The Truro Select Board issued a terse statement on Sept. 1, saying that the board had to let Robert Wood, of Texas, go, following a discussion on his compensation package that was held in a closed-door meeting on Aug. 31.
“After considerable negotiations, the board concluded that further negotiations would not be productive and have notified Mr. Wood of its decision,” the statement said. “The board wishes Mr. Wood every success in his job search and will make no further comment on the negotiations.”
The select board will discuss what to do next at a public meeting on Sept. 4. The time of the meeting had not been posted on the town website at press time.
Wood, 49, accepted the town manager position on Aug. 12, pending contract negotiations, without having ever set foot in Truro, he told the Independent two weeks ago. He had been interviewed via Zoom.
The select board liked his experience in municipal government in Texas, though two of the five board members preferred the other finalist, Sean O’Brien, currently head of the Barnstable County Dept. of Health and Environment.
Wood was the city manager of Flatonia, Texas, with about 1,400 residents, for eight years.

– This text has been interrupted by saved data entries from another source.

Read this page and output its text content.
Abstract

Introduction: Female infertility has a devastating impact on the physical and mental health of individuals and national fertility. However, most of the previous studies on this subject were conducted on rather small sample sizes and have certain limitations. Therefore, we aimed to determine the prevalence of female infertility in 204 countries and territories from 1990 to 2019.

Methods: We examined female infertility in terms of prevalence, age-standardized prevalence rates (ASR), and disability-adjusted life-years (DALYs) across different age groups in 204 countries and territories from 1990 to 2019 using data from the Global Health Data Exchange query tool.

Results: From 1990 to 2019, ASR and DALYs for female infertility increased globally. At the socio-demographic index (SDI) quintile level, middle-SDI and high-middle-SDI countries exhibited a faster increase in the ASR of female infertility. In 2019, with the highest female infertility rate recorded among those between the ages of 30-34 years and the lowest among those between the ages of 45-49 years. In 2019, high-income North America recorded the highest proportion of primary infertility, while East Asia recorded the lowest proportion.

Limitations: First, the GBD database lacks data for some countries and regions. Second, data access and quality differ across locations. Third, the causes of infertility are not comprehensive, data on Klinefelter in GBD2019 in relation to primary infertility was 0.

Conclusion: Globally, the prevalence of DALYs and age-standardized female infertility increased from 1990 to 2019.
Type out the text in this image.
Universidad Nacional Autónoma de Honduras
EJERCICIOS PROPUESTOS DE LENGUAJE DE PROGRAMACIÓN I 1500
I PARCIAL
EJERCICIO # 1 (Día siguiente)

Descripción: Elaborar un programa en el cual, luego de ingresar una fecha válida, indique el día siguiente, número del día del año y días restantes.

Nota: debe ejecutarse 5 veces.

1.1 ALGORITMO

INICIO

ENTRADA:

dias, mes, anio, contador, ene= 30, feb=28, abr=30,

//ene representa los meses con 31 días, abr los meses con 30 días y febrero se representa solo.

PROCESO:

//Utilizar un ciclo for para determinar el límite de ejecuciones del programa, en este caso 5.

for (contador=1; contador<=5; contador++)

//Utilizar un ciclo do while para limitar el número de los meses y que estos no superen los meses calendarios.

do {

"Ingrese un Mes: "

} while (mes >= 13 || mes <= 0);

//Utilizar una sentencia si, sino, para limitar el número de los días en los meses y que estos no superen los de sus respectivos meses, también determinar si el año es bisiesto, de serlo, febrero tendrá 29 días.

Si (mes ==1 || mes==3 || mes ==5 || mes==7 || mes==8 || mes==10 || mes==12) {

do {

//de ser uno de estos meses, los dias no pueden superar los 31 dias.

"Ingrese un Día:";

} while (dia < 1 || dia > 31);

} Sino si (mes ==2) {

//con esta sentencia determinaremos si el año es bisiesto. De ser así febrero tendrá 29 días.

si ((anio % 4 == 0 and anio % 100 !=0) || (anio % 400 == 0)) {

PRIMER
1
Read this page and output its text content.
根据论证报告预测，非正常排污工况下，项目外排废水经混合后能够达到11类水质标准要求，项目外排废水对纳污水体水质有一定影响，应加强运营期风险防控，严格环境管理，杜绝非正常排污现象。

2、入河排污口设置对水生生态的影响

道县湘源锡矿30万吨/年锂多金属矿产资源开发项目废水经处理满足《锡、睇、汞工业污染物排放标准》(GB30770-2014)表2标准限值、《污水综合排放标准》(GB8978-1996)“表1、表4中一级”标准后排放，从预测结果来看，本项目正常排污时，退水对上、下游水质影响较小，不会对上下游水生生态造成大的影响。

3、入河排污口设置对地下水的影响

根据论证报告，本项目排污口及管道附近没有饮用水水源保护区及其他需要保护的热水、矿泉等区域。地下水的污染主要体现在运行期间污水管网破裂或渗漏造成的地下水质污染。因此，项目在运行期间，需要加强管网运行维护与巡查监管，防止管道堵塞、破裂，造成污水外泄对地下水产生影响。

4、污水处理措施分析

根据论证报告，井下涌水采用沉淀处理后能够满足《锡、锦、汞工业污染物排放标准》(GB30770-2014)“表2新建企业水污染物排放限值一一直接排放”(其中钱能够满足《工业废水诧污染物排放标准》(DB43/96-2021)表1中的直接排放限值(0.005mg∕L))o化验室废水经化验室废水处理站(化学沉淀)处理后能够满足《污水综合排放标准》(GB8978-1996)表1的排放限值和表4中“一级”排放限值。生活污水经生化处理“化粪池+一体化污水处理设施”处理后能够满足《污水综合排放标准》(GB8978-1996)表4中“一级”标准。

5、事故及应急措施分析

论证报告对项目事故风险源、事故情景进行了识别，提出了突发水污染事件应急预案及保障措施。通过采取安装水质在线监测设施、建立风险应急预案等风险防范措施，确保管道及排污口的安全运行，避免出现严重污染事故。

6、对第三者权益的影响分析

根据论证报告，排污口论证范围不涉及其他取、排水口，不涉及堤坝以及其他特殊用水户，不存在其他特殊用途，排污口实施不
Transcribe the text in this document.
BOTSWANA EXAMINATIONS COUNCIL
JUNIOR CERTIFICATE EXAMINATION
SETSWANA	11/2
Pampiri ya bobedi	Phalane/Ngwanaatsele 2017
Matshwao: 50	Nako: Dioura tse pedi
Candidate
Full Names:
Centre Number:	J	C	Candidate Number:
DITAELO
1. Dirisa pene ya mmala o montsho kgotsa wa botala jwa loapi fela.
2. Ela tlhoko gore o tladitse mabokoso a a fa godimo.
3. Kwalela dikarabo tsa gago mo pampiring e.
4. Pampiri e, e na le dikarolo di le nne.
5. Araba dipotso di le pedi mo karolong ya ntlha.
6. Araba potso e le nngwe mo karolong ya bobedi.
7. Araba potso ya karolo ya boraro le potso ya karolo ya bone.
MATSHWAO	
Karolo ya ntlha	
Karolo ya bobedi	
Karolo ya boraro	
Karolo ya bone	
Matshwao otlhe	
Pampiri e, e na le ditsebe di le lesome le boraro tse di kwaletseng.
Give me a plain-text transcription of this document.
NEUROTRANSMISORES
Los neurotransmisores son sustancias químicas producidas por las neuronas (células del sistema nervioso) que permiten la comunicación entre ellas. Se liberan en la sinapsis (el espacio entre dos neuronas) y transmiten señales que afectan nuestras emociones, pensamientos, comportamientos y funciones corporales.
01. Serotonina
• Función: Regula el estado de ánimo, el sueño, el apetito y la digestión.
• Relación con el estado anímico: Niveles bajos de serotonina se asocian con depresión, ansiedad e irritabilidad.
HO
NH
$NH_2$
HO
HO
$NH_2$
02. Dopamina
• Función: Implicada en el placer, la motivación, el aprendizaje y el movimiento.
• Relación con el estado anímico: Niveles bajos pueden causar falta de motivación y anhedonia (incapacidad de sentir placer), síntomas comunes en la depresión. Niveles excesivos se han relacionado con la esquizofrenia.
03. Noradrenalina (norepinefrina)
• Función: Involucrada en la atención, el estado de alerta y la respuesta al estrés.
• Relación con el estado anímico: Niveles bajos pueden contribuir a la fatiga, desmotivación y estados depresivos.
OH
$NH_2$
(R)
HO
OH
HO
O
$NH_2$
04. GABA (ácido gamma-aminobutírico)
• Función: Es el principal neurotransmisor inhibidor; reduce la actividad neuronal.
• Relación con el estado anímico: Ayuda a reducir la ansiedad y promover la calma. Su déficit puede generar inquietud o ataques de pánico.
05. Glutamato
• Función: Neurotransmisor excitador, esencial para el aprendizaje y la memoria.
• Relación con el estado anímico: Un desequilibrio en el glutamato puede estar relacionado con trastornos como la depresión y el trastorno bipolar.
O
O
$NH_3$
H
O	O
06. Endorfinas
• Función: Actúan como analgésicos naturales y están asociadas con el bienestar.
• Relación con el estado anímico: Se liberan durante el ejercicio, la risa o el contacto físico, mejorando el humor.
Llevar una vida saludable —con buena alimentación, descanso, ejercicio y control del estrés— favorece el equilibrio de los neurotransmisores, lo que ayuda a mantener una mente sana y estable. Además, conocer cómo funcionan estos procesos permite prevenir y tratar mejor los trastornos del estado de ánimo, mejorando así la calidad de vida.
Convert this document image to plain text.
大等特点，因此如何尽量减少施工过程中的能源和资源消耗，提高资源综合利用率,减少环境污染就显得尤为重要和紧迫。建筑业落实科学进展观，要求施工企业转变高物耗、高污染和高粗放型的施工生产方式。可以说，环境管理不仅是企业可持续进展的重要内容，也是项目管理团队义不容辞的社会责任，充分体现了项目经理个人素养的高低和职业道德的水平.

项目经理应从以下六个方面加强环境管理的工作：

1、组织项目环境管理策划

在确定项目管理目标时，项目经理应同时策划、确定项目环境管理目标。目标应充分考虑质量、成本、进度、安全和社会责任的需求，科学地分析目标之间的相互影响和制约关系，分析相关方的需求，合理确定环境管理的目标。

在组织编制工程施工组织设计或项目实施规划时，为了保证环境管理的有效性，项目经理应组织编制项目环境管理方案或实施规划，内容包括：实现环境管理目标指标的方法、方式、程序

He then served for 12 years as city manager of West Lake Hills, Texas, a suburb of Austin. After that, he took a job as interim city manager for four months in Bastrop, Texas.
In 2015, he earned $179,837 in West Lake Hills, according to govsalaries.com.
Truro was offering a maximum of $160,000. Palmer, the outgoing town manager, earns about $153,000 a year, plus benefits.
“He was accustomed to a salary that exceeded what Truro would pay, especially during a pandemic,” said Kristen Reed of the select board. “I’m really disappointed.”
The Outer Cape is in a rut when it comes to town leadership. Provincetown’s town manager, Robin Craver, left as her six-month probationary period was about to expire in July. Now, Truro must look again without much time. Palmer had already extended her retirement date by several months and has plans to retire at the end of September.
Both communities used the head-hunting firm Community Paradigm Associates. After Craver left, the Provincetown Select Board voted against using them again.
Wood did not return calls seeking comment.